Children's Hospital Colorado and Department of Pediatrics, University of Colorado School of Medicine, Aurora, CO 80045, USA.
Hematology Am Soc Hematol Educ Program. 2011;2011:361-5. doi: 10.1182/asheducation-2011.1.361.
Until recently, pediatric Philadelphia chromosome-positive (Ph(+)) acute lymphoblastic leukemia (ALL) was associated with an extremely poor outcome when treated with chemotherapy alone, and only modest survival benefits were obtained with the widespread use of hematopoietic stem cell transplantation (HSCT). The development of first-generation (imatinib) and second-generation (dasatinib and nilotinib) tyrosine kinase inhibitors (TKIs) that target the BCR-ABL1 fusion protein produced by the Ph chromosome revolutionized the treatment of chronic myelogenous leukemia (CML). The Children's Oncology Group (COG) AALL0031 trial showed that the addition of imatinib to intensive chemotherapy did not cause increased toxicity and resulted in 3-year event-free survival rates that were more than double those of historical control data from the pre-imatinib era. These findings create a new paradigm for integrating molecularly targeted agents with conventional chemotherapy and call for a reassessment of the routine use of HSCT for children and adolescents with Ph(+) ALL. Second-generation TKIs have theoretical advantages over imatinib, and are now being tested in Ph(+) ALL. The focus of contemporary trials is to define the optimal use of chemotherapy, HSCT, and TKI in Ph(+) ALL. In the coming years, it is anticipated that additional agents will become available to potentiate TKI therapy and/or circumvent TKI resistance in Ph(+) ALL. Recent genomic studies have identified a subtype of high-risk pediatric B-cell-precursor ALL with a gene-expression profile similar to that of Ph(+) ALL, suggestive of active kinase signaling. Many of these Ph-like ALL cases harbor chromosome rearrangements and mutations that dysregulate cytokine receptor and kinase signaling, and these leukemias may also be candidates for TKI therapy.

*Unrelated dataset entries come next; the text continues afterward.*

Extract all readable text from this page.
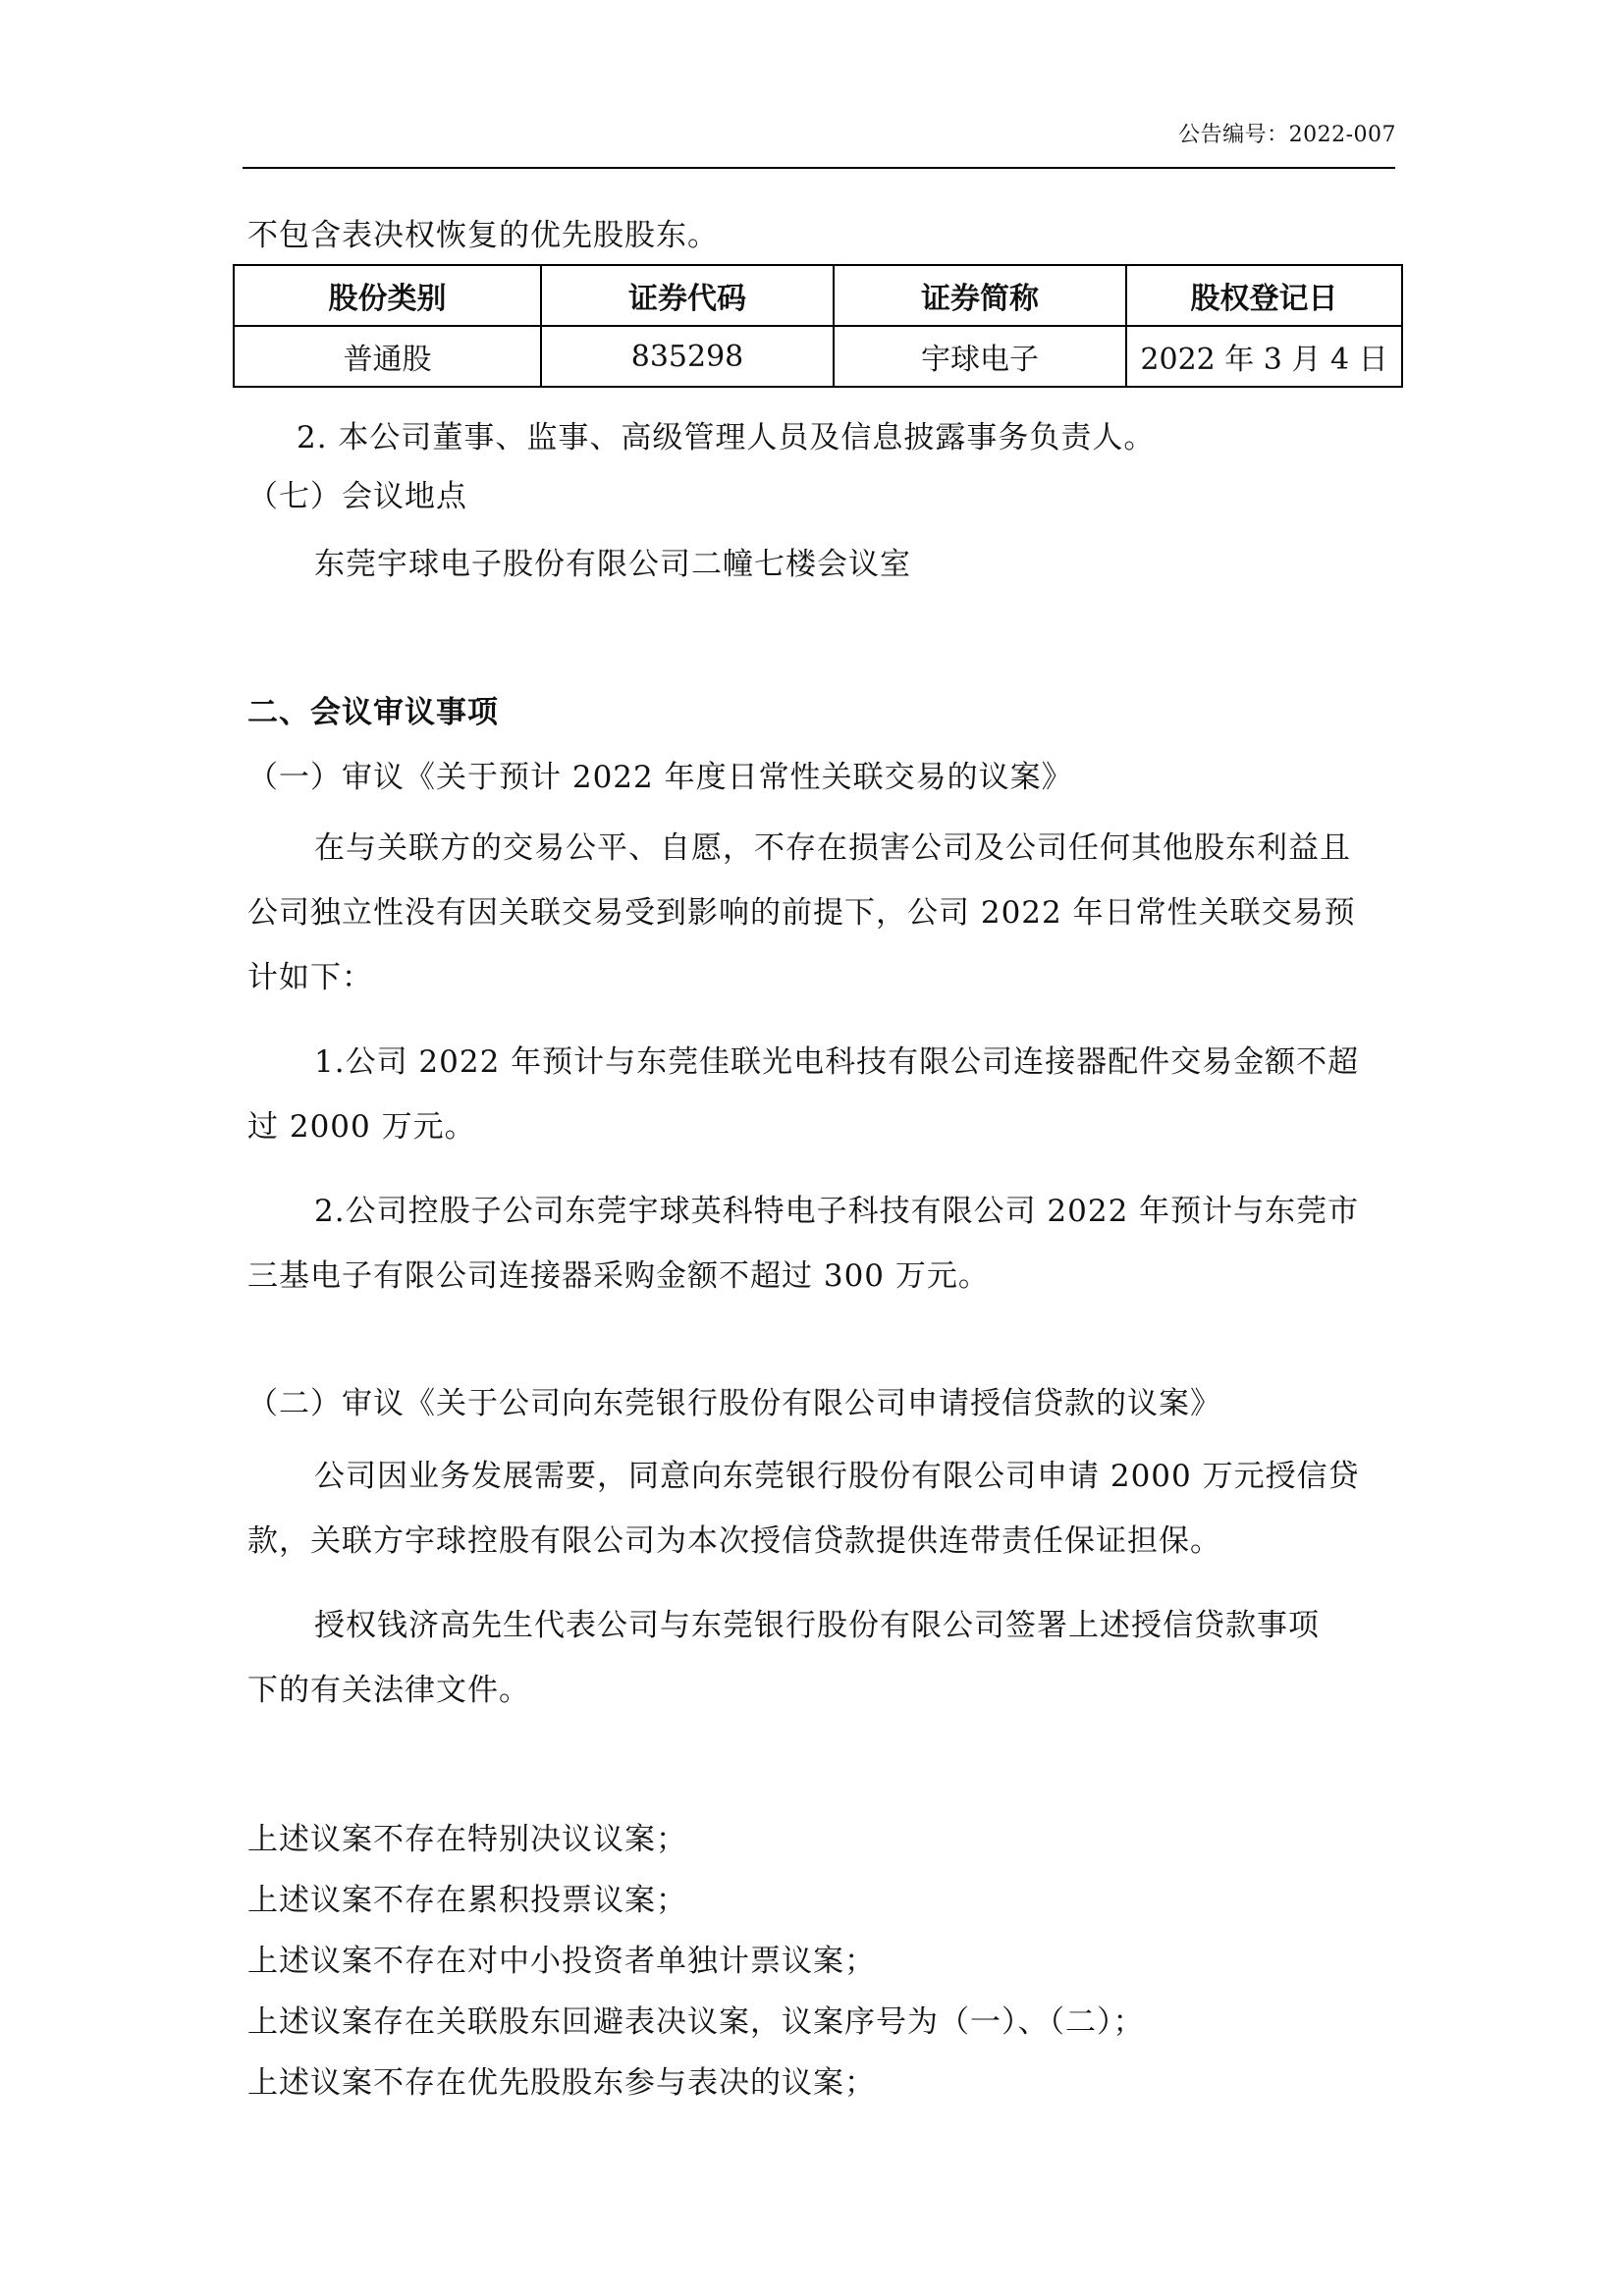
公告编号：2022-007
不包含表决权恢复的优先股股东。
股份类别	证券代码	证券简称	股权登记日
普通股	835298	宇球电子	2022 年 3 月 4 日
2. 本公司董事、监事、高级管理人员及信息披露事务负责人。
（七）会议地点
东莞宇球电子股份有限公司二幢七楼会议室
二、会议审议事项
（一）审议《关于预计 2022 年度日常性关联交易的议案》
在与关联方的交易公平、自愿，不存在损害公司及公司任何其他股东利益且
公司独立性没有因关联交易受到影响的前提下，公司 2022 年日常性关联交易预
计如下：
1.公司 2022 年预计与东莞佳联光电科技有限公司连接器配件交易金额不超
过 2000 万元。
2.公司控股子公司东莞宇球英科特电子科技有限公司 2022 年预计与东莞市
三基电子有限公司连接器采购金额不超过 300 万元。
（二）审议《关于公司向东莞银行股份有限公司申请授信贷款的议案》
公司因业务发展需要，同意向东莞银行股份有限公司申请 2000 万元授信贷
款，关联方宇球控股有限公司为本次授信贷款提供连带责任保证担保。
授权钱济高先生代表公司与东莞银行股份有限公司签署上述授信贷款事项
下的有关法律文件。
上述议案不存在特别决议议案；
上述议案不存在累积投票议案；
上述议案不存在对中小投资者单独计票议案；
上述议案存在关联股东回避表决议案，议案序号为（一）、（二）；
上述议案不存在优先股股东参与表决的议案；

直到最近,单独接受化疗治疗的儿科费城染色体阳性(Ph(+))急性淋巴细胞白血病(ALL)的预后极差,而广泛应用造血干细胞移植(HSCT)仅能获得适度的生存获益。第一代(伊马替尼)和第二代(达沙替尼和尼洛替尼)酪氨酸激酶抑制剂(TKI)靶向 Ph 染色体产生的 BCR-ABL1 融合蛋白的发展彻底改变了慢性髓细胞白血病(CML)的治疗方法。儿童肿瘤学组(COG)AALL0031 试验表明,伊马替尼联合强化化疗不会增加毒性,并且导致 3 年无事件生存率是伊马替尼前时代历史对照数据的两倍多。这些发现为将分子靶向药物与常规化疗相结合创造了一个新的范例,并呼吁重新评估 HSCT 在 Ph(+)ALL 儿童和青少年中的常规应用。第二代 TKI 具有比伊马替尼更具理论优势,目前正在 Ph(+)ALL 中进行测试。当代试验的重点是确定化疗、HSCT 和 TKI 在 Ph(+)ALL 中的最佳应用。在未来几年,预计将有更多的药物可用于增强 TKI 治疗和/或规避 Ph(+)ALL 中的 TKI 耐药性。最近的基因组研究确定了一种具有与 Ph(+)ALL 相似基因表达谱的高危儿科 B 细胞前体 ALL 亚型,提示激酶信号活跃。许多这些 Ph 样 ALL 病例存在染色体重排和突变,导致细胞因子受体和激酶信号失调,这些白血病也可能是 TKI 治疗的候选者。